The current collapse of some five banks in Ghana continues to add to the worsening experiences in the financial sector. This phenomenon is compounding the troubling situation customers go through in accessing bank services. The financial sector has a lot of risk especially default risk that occurs as a result of NPLs. Non-performing Loans have been a cause for these collapses. In the 2016 Ghana Banking Survey report, high Non-performing Loans were recorded by majority of the banks. The regulators in the sector have been swift to seek a redress of the problems but this action has been delayed. There seems to be lack of supervision and regulatory framework in the sector. The supervisory roles of the monitoring and evaluation unit of the Central Bank have been relaxed. The performance of the banks through such surveys should be used by the regulator to take proactive measures to curb such failures.

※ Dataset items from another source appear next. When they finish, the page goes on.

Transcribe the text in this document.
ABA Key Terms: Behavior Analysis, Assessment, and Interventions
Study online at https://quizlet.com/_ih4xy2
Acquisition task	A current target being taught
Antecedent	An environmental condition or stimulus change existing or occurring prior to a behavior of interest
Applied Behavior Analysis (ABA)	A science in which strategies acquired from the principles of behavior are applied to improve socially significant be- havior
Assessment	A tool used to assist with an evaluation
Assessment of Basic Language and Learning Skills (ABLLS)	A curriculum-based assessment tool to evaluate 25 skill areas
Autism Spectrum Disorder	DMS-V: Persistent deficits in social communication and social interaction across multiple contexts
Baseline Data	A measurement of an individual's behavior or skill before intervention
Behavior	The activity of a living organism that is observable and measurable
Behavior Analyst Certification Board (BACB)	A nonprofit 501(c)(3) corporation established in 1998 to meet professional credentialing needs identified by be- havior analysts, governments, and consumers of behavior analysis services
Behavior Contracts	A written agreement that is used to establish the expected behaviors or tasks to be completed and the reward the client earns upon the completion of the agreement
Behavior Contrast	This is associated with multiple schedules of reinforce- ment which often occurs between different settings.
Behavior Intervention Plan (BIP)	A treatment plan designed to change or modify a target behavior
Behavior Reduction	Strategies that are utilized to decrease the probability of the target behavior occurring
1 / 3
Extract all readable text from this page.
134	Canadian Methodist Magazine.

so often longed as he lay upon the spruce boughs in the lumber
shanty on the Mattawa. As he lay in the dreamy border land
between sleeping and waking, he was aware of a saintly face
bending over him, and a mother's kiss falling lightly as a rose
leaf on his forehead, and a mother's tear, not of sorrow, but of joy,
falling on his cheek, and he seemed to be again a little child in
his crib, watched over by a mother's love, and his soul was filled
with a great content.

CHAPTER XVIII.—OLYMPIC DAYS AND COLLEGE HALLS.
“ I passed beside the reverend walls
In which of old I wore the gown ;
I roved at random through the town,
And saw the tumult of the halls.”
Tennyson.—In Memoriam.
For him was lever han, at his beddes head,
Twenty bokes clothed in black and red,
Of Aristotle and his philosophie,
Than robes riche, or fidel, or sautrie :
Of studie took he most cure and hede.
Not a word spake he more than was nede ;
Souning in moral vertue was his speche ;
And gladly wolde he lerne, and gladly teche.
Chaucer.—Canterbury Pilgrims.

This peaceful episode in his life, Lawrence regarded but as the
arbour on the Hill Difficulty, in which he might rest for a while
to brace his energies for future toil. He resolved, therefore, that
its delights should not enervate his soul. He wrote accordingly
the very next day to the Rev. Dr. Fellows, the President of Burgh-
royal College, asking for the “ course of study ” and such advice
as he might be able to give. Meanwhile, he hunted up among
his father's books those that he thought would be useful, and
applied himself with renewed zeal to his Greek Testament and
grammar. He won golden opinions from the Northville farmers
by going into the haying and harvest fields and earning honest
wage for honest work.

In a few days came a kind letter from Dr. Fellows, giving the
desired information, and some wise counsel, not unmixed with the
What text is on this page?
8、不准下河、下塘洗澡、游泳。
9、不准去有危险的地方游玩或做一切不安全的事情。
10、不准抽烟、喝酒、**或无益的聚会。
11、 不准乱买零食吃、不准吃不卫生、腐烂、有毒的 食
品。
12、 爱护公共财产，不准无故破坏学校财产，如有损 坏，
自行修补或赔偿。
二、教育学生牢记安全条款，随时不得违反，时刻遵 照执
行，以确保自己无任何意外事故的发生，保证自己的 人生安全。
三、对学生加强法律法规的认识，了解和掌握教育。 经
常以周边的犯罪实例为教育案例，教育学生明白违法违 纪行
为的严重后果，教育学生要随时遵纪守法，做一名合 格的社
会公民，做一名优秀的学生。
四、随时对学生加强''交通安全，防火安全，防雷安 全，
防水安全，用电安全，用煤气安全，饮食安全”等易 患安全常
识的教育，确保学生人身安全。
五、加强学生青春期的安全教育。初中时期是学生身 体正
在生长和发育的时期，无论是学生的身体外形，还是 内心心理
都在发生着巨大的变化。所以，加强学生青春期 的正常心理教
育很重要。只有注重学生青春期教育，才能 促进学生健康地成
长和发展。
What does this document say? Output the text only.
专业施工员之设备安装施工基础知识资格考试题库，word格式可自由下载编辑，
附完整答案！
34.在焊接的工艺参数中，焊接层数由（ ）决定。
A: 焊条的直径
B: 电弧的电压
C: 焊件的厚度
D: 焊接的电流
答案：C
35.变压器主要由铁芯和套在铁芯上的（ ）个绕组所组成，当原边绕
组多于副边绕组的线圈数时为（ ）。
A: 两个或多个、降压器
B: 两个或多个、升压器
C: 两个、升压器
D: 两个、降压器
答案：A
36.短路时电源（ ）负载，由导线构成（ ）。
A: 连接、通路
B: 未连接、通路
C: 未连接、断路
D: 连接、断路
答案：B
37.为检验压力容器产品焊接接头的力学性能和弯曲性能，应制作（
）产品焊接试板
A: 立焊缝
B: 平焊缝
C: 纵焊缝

Non-performing Loans have been the biggest challenge for banks to address in their financial intermediary functions. The banks have huge default risks that cause liquidity issues which erode their capital for smooth running. These defaults occur as a result of borrowers failing to comply with credit terms and contracts. Most of the loaned funds are not usually returned within scheduled terms and times of repayment. The use of contractual monetary policies by the previous government which allowed for contractors to single-handedly source their funding for projects can be blame for this mess. Most of these contractors only rely on bank finance for executing their projects. The inability of these contractors to repay the loaned funds cause huge NPLs. The new regulatory requirement for banks to have an increased minimum capital is a remedy for this impasse. Other innovative ways of addressing this challenge should be sought and used by the Central Bank to curb future occurrences of bank collapses. Banks should be compelled to give loans within a certain threshold beyond which they must be prohibited.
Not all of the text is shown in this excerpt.